Entrepreneurship is the cornerstone of economic growth and innovation that benefits both national and local communities.

By Shonté Jovan Taylor, M.Sc., Ph.D.(c)

For most, the journey of entrepreneurship is filled with numerous challenges and setbacks, and for women, these obstacles often come wrapped in financial fears and systemic barriers that stem from deeply ingrained biases. 

There are two contrasting mindsets that shape the landscape of business ownership: the mindset of women who aspire to build successful businesses and the mindset of lenders who, more often than not, are influenced by biases that are both gendered and discriminatory.

Tale 1: The Financial Burden on Women Entrepreneurs

For women, entering the world of business ownership can be a daunting endeavor due to various financial fears that stem from societal expectations, personal insecurities and the very real gender disparities in access to capital. According to the Global Entrepreneurship Monitor 2019-2020 global report, women-led businesses received only 2% of global venture capital investment. Startup rates fell by 15%, and women’s intentions to start a business declined more than men.

Financial and Fear Mindsets in Women

Fear of Rejection Mindset:

Studies in neuroscience and psychology have shown that the fear of rejection is a common emotional hurdle for women entrepreneurs. Rejection is unconsciously processed as {physical} pain in the brain. So the fear of hearing “no” from potential investors or lenders can deter women from seeking financing, stifling their business growth and innovation.

Imposter Syndrome Mindset:

Imposter syndrome, a psychological phenomenon in which individuals doubt their accomplishments and fear being exposed as frauds, is prevalent among women in entrepreneurship. These feelings of inadequacy can lead to hesitation in pursuing financial support.

Risk-Averse Mindset:

Women tend to be more risk averse than men, according to numerous studies. This risk aversion can translate into conservative financial decisions that may hinder business growth opportunities.

Borrowing Mindset:

Women often rely on personal savings and loans from friends and family to fund their startups. While these sources offer initial support, they come with financial limitations and involve smaller amounts that are not sustainable.

The Pre-Rejection Mindset:

Many women enter the entrepreneurial journey with a pre-rejection mindset, fueled by perceived biases or prejudices they may face when seeking financial backing. This mindset can deter women from pursuing funding opportunities.

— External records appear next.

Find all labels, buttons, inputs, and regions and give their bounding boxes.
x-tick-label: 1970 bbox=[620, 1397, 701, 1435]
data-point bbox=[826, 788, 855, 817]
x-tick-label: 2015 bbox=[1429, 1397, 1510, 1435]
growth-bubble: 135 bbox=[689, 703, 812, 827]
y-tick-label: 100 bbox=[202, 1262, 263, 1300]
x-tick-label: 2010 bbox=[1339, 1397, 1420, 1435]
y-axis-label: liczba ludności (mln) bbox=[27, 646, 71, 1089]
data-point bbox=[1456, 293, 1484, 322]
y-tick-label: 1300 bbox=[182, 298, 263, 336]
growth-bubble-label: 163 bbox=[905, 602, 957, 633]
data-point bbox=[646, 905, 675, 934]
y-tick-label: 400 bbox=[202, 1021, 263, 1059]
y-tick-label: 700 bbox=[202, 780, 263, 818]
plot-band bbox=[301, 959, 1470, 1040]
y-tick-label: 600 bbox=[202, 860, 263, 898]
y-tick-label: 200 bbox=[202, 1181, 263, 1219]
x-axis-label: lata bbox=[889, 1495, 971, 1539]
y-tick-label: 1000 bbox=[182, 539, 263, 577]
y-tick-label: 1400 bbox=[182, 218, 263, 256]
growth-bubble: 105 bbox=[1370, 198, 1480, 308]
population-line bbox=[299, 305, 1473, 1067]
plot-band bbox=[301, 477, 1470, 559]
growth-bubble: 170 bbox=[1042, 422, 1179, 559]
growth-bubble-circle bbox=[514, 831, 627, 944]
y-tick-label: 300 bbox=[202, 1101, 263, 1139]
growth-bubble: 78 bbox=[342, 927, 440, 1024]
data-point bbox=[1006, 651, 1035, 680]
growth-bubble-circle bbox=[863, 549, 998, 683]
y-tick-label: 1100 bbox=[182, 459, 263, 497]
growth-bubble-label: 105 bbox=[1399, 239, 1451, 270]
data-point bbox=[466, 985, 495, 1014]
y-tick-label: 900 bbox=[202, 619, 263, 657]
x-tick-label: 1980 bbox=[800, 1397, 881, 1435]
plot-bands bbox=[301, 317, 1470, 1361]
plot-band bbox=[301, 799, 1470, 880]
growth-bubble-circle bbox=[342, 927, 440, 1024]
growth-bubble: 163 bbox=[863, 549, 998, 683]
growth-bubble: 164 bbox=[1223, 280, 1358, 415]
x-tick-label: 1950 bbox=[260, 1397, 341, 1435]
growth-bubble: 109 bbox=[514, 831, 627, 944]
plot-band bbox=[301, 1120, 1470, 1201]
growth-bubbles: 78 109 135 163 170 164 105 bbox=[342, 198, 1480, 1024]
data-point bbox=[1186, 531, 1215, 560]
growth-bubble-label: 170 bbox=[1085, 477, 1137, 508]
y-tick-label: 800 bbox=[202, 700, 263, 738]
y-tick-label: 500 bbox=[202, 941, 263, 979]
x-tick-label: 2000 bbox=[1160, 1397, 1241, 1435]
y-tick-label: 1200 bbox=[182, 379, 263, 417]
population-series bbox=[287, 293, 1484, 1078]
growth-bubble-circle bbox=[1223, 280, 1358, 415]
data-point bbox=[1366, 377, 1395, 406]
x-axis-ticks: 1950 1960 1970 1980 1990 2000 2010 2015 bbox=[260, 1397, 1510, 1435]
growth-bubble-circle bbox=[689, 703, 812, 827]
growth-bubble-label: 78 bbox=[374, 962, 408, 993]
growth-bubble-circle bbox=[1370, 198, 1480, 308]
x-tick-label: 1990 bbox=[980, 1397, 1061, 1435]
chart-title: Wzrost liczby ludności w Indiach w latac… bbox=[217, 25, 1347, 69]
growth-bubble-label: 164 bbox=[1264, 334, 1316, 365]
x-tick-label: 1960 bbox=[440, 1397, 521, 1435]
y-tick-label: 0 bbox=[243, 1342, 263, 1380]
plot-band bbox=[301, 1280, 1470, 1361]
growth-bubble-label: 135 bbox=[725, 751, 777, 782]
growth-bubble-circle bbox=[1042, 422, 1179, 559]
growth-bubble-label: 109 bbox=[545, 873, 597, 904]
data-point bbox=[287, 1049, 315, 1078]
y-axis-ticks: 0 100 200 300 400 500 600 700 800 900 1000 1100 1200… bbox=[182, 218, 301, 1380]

Work-Life Balancing Act Mindset:

Women often face the challenge of balancing business ownership with caregiving responsibilities. This dual burden can limit the time and energy available to seek out and secure financing.

Invisibility Mindset:

The lack of women in leadership roles, venture capital firms and financial institutions perpetuates gender bias. According to {Harvard Business Review}, only 2.7% of capital-backed companies had female CEOs in 2019.

Tale 2: Unpacking The Lender and Societal Mindsets:

To effectively tackle the discrepancies in financing access for women entrepreneurs, it is imperative to comprehend the mindset of societal influencers and lenders. Paying particular attention to those who may display gender bias, sexism, ageism and prejudice is crucial.

Unconscious Bias:

Implicit biases, which are automatic and unconscious, can influence lenders’ decisions. In addition to gender bias, ageism and prejudice, studies have shown that even well-intentioned individuals may exhibit biases favoring male entrepreneurs.

Gender Role Stereotypes:

Societal expectations about traditional gender roles can influence perceptions of women’s business acumen. Lenders may subconsciously associate entrepreneurship with masculinity, leading to disparities in funding.

Familiarity Bias:


Lenders may have a natural inclination to fund businesses and entrepreneurs who resemble their own experiences and backgrounds. This can lead to a preference for male entrepreneurs among male lenders.

Risk Perception:

Research suggests that lenders often perceive women-led businesses as riskier investments. This perception can be rooted in stereotypes about women’s ability to handle financial challenges.

The Path Forward: Bridging the Gender and Mindset Gaps

To address the financial fears, challenges and barriers women entrepreneurs face, it is essential to take a multipronged approach.

Diversify Decision-Makers:

Increasing the representation of women in leadership positions within venture capital firms and financial institutions can help mitigate gender bias in lending decisions.

Education and Training:

Providing training and education programs that address unconscious bias and promote diversity and inclusion can empower lenders to make more equitable decisions.

Mentorship and Networking:

Mentorship programs that connect women entrepreneurs with experienced business leaders can provide valuable guidance and support in navigating the financial landscape.

Access to Funding Opportunities:

Governments and organizations should create and promote funding opportunities specifically designed to support women-owned businesses, such as grants, low-interest loans and venture capital initiatives.

The tale of two mindsets in the world of business ownership reveals a complex and often unfair reality. Addressing this disparity requires a concerted effort to dismantle the barriers that hold women back. Creating a more equitable and inclusive landscape for women in entrepreneurship can help overcome financial fears that no longer pose barriers to success. Closing the gaps in entrepreneurship success is not only a matter of social justice but also a fundamental economic imperative.